Taking seriously the bioethical questions and answers in different countries, cultures and religions implies not to impose a particular normative framework but to do as much justice as possible to the normative considerations and concerns existing in these different contexts. This is why the above studies are important. We need to know in detail and with precision what are the ethical problems in other communities and regions, what are the strategies of argumentation and justification used, and what are the approaches and solutions to address these problems. But bioethics is not anthropology. This phase of exploration and clarification should just be the starting-point for what seems to be essential in genuine bioethics: normative analysis. However, often the research never reaches this point; it is jammed in the empirical domain. It provides excellent descriptions but no normative judgment. What seems to be presented as bioethics is in reality anthropology. An example is the above mentioned book by Petryna. She provides an excellent narrative of internationalization of clinical trials but she does not make a critical judgment. In fact her book is a long history of exploitation, social injustice and manipulation of regulations.

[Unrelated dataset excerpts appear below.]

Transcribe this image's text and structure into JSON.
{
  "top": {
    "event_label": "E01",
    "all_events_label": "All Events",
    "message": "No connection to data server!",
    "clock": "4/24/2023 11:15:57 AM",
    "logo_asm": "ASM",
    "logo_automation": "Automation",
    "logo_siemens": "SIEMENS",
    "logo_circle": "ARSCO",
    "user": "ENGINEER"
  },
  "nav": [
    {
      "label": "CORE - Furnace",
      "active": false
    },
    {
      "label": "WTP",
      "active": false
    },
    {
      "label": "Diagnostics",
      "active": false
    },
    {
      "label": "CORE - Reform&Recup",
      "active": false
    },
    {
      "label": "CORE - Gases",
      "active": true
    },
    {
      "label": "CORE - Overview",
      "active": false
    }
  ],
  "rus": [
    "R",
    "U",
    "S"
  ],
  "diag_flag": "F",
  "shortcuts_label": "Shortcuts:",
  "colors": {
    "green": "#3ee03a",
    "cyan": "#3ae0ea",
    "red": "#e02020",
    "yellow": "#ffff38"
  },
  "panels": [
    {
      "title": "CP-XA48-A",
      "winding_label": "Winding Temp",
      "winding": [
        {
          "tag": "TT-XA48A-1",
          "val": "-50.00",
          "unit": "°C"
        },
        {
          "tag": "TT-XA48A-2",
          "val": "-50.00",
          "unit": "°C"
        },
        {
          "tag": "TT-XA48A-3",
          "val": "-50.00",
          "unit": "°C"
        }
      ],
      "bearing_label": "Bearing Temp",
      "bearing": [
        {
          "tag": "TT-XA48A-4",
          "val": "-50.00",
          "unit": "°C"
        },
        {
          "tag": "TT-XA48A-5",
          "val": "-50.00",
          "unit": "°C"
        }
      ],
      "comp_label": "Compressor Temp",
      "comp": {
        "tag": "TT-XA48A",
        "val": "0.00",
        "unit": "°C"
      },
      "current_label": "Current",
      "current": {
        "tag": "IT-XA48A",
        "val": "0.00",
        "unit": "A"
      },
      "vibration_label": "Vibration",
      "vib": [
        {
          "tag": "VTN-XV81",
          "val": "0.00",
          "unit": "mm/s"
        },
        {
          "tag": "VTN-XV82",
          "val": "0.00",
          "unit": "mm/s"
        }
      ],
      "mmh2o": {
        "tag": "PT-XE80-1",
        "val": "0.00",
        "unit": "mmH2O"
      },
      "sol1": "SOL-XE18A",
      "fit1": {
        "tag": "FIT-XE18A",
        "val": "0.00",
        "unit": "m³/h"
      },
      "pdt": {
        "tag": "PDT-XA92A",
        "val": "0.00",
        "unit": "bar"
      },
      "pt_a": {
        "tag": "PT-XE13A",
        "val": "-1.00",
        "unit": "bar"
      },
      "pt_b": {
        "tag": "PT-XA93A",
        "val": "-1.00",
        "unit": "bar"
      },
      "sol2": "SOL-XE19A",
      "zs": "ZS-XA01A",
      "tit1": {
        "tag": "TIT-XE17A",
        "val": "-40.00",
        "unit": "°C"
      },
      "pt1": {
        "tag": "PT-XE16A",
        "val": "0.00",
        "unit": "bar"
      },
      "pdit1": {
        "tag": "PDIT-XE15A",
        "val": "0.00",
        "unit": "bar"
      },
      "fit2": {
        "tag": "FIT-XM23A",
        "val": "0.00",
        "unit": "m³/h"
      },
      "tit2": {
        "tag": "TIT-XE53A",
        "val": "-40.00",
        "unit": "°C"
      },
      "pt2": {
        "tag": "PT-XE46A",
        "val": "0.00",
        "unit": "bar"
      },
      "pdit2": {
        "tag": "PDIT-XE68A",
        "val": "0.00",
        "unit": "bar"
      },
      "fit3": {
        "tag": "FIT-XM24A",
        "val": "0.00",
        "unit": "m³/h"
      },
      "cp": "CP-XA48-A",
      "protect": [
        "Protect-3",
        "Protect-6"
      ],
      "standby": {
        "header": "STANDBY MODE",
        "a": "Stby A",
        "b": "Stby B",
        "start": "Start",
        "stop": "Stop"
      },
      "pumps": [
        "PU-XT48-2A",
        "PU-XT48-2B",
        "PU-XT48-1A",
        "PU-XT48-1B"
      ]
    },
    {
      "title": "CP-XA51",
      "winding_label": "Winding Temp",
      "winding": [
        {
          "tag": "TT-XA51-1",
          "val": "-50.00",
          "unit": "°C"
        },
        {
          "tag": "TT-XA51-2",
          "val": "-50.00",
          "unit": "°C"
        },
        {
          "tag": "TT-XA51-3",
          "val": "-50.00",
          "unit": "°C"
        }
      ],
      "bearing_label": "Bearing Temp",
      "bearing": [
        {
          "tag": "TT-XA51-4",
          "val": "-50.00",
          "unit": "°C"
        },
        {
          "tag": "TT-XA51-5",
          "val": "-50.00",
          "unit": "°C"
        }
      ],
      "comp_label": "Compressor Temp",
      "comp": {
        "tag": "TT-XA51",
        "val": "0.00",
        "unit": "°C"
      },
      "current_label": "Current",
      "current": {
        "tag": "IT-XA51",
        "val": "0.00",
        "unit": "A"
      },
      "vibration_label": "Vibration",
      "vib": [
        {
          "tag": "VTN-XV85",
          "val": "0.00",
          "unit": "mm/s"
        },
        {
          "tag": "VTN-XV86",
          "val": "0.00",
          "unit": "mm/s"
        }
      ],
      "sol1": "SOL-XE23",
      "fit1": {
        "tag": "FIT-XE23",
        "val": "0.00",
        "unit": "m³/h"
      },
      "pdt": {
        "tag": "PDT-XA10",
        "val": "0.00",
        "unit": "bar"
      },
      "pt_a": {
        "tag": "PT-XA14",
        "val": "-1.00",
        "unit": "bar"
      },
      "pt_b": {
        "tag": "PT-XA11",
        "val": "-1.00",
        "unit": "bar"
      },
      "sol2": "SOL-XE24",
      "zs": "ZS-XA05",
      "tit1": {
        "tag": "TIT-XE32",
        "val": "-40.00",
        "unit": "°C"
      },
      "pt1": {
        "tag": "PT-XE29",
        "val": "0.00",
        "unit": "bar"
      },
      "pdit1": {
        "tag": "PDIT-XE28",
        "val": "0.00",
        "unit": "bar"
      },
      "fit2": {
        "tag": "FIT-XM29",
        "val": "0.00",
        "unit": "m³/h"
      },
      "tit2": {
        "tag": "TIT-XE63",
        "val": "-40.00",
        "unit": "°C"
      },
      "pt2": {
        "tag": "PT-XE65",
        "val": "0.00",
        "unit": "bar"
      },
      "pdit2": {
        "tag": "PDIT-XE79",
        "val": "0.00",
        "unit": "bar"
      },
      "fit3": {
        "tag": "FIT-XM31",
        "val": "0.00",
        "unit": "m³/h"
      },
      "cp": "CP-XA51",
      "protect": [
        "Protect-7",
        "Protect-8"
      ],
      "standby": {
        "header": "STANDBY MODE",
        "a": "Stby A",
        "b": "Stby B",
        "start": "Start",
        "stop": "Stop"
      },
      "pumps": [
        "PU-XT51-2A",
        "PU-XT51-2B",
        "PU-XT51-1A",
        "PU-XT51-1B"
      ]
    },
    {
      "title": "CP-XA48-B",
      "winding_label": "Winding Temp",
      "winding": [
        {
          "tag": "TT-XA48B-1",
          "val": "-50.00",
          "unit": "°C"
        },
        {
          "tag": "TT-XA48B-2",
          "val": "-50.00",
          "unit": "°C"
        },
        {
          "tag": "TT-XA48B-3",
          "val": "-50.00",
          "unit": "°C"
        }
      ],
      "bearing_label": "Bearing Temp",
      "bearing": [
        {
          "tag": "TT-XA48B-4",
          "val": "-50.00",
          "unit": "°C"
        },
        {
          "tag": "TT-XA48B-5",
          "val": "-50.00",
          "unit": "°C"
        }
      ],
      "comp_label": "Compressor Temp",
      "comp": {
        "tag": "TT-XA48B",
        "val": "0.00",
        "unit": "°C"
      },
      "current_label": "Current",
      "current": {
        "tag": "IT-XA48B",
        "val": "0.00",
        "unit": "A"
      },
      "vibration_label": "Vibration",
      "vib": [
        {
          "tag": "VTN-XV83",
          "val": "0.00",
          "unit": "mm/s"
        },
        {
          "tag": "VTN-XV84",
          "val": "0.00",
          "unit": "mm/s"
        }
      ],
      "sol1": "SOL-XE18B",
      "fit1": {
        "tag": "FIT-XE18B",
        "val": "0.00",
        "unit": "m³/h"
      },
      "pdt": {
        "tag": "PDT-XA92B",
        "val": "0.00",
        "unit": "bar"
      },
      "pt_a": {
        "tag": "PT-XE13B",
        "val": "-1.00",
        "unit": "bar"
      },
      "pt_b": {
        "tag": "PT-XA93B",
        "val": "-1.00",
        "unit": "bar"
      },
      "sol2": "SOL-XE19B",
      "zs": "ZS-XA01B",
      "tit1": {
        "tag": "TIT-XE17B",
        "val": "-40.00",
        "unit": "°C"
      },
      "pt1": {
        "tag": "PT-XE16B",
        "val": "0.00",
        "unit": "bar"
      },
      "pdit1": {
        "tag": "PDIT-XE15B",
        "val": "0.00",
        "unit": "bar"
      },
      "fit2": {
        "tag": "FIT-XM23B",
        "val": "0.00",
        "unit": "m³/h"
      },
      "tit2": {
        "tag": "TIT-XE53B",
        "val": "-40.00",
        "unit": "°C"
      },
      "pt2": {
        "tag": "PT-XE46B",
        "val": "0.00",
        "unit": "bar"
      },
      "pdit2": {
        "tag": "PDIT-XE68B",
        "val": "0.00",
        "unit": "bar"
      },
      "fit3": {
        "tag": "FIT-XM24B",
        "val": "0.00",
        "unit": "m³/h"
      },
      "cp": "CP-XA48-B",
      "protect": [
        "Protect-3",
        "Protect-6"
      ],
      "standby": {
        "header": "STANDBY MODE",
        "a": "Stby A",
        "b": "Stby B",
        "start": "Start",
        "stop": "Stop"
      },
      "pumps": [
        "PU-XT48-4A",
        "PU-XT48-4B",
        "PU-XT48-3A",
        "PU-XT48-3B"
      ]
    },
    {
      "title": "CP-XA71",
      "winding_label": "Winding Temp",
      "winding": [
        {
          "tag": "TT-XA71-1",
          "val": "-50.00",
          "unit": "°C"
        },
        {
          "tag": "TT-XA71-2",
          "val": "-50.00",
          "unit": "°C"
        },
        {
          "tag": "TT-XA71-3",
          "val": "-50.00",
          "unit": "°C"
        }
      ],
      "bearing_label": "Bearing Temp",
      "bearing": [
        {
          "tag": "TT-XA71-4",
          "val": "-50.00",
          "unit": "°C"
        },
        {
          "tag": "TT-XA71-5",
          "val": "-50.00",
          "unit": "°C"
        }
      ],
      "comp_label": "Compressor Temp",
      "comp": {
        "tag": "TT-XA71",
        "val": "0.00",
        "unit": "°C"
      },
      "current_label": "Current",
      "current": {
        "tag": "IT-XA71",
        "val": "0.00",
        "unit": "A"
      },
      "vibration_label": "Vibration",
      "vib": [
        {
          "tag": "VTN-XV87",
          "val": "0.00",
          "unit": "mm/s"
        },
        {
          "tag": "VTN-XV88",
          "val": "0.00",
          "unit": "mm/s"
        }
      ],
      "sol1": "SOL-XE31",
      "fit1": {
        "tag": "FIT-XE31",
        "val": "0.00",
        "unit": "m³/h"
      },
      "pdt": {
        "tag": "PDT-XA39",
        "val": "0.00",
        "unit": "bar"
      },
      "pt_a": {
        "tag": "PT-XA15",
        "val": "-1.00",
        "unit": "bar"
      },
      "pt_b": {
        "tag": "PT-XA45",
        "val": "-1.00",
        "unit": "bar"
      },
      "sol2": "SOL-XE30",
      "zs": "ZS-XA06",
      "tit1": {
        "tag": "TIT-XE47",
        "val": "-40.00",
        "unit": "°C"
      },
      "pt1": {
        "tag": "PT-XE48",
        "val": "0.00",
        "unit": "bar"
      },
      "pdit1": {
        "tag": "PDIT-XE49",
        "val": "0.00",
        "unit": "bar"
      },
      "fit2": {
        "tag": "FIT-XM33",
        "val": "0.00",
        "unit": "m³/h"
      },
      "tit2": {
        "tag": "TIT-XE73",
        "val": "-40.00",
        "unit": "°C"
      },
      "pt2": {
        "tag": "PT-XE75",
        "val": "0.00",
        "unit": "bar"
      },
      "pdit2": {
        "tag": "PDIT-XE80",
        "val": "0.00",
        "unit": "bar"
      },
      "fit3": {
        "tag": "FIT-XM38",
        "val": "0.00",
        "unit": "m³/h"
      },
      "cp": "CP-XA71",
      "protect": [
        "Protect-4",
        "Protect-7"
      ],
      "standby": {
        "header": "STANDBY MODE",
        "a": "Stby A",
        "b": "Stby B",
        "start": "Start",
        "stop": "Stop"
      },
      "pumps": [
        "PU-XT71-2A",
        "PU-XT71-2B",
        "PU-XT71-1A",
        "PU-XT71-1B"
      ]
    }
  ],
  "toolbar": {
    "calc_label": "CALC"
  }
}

Another problem surfaces when normative judgments are indeed made on the basis of empirical research: ethical relativism and particularism. What is considered as right or wrong in the healthcare setting depends on the socio-cultural context. Ethical conclusions are drawn on the basis of the anthropological approach but they are always situated within the specific culture. An example offer Chattopadhyay and De Vries (2008). They argue that modern bioethics is a typical Western phenomenon. It is born in the West and therefore will always have the birthmarks of Western civilization. When it is globalised, it will have become the agent of moral imperialism. This argument seems to demonstrate modesty and respect for cultural diversity. Who are we to impose our judgment on another culture? Nobody wants to be considered a bioethical imperialist. But in real practice this argument might also be fallacious and even unjust. It is a fallacy because the genesis of an activity is not identical to its validity. Our number system is inherited from the Arab culture. We are not accusing the Arabs of colonialism since they have imposed their number system on us. It would be difficult to do that anyway since the Arabic numerals have been inherited from the Hindus in India. The argument is also unjust. It is ‘doublespeak’ to justify conditions and circumstances that are reproachable from the point of view of universal values. ‘Asian values’ for example have often been promoted to justify authoritarian regimes. But, as Sen (1997) has shown, the so-called Asian values are not especially Asian in any significant sense. It is a kind of ‘moral protectionism’ to continue to regard basic ethical notions and human rights as “Western values” that cannot be exported to other cultures. It is useful to quote Sen’s conclusion: “Our ideas of political and personal rights have taken their particular form relatively recently, and it is hard to see them as “traditional” commitments of Western cultures. There are important antecedents of those commitments, but those antecedents can be found plentifully in Asian cultures as well as Western cultures” (1997, p. 38).